To be betwixt and between, neither rich nor poor, in a town like Darien is not easy. “I used to walk along Tokeneke Road and look at all the beautiful houses,” Becky Thompson says. “The Lindberghs' big place, for example. It made our house on Phillips Lane seem awfully small and pitiful. When I got a summer job as a cashier at Stoler's store, it was because I wanted to earn some money, but at the same time I knew that it was the lower-class kids who did this sort of thing. I grew up feeling that I—and my parents—just didn't fit into Darien, that I couldn't compete with the best kids because they wore more expensive clothes. I felt inferior, and I'm sure I grew up thinking that we were a lot poorer than we really were. I suppose that's why, after college, I left. My impression is that the rich kids come back to Darien, get married and settle there, and join the Wee Burn Club. It's the kids like me who leave.”

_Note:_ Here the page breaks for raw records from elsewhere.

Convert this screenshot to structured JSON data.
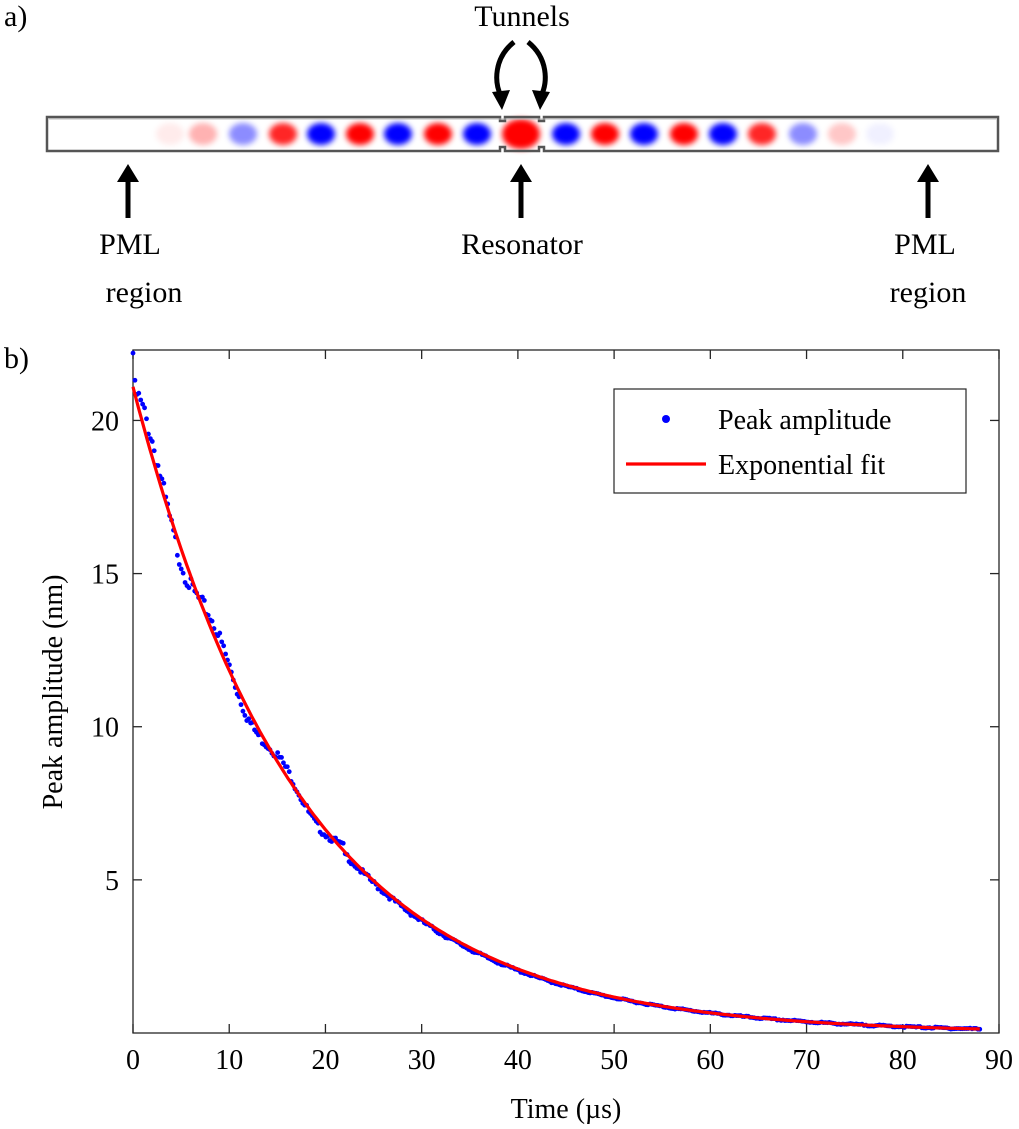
{
  "panel_a": {
    "label": "a)",
    "tunnels_label": "Tunnels",
    "resonator_label": "Resonator",
    "pml_left_line1": "PML",
    "pml_left_line2": "region",
    "pml_right_line1": "PML",
    "pml_right_line2": "region",
    "colors": {
      "positive": "#ff0000",
      "negative": "#0000ff",
      "frame": "#555555"
    }
  },
  "panel_b": {
    "label": "b)"
  },
  "chart_data": {
    "type": "scatter",
    "xlabel": "Time (µs)",
    "ylabel": "Peak amplitude (nm)",
    "xlim": [
      0,
      90
    ],
    "ylim": [
      0,
      22.3
    ],
    "xticks": [
      "0",
      "10",
      "20",
      "30",
      "40",
      "50",
      "60",
      "70",
      "80",
      "90"
    ],
    "yticks": [
      "5",
      "10",
      "15",
      "20"
    ],
    "legend_position": "top-right",
    "grid": false,
    "series": [
      {
        "name": "Peak amplitude",
        "kind": "points",
        "color": "#0000ff",
        "x_range": [
          0,
          88
        ],
        "count": 440,
        "approx_values": [
          [
            0,
            22.2
          ],
          [
            5,
            16.8
          ],
          [
            10,
            12.9
          ],
          [
            20,
            7.3
          ],
          [
            30,
            4.1
          ],
          [
            40,
            2.3
          ],
          [
            50,
            1.3
          ],
          [
            60,
            0.75
          ],
          [
            70,
            0.48
          ],
          [
            80,
            0.35
          ],
          [
            88,
            0.3
          ]
        ]
      },
      {
        "name": "Exponential fit",
        "kind": "line",
        "color": "#ff0000",
        "model": "A*exp(-t/tau)",
        "A": 21.1,
        "tau": 17.3,
        "x_range": [
          0,
          88
        ]
      }
    ]
  }
}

When Becky Thompson comes back to Darien these days to visit her parents she tries, in a sense, to forgive it and to see it in its prettiest light—the tree-lined streets, the scarcity of neon. On a recent visit, she found the town still talking heatedly about the new nursing home, which was the center of a bitter zoning battle (it was opposed by many, first, because it was a nursing home and, second, because of its height: a full three stories), and which was built despite the editorial opposition of the
Darien Review
, a conservative publication generally against all forms of change. She was pleased to discover a new Darien paper, the
News:
“livelier,
somewhat
less Republican, and filled with more than just bridal announcements and social notes.” Her parents and their friends were also talking excitedly about a neighbor's house on Phillips Lane that recently sold for $101,000. Though the house has only three bedrooms and one
and a half baths, such a price makes it begin to sound like a rich person's dwelling and has the Thompsons thinking that their own house may be a rather valuable piece of property. “When I go back now, Darien doesn't seem
quite
as pretentious a place as it used to seem,” Becky Thompson says. “But it is a pretentious place.”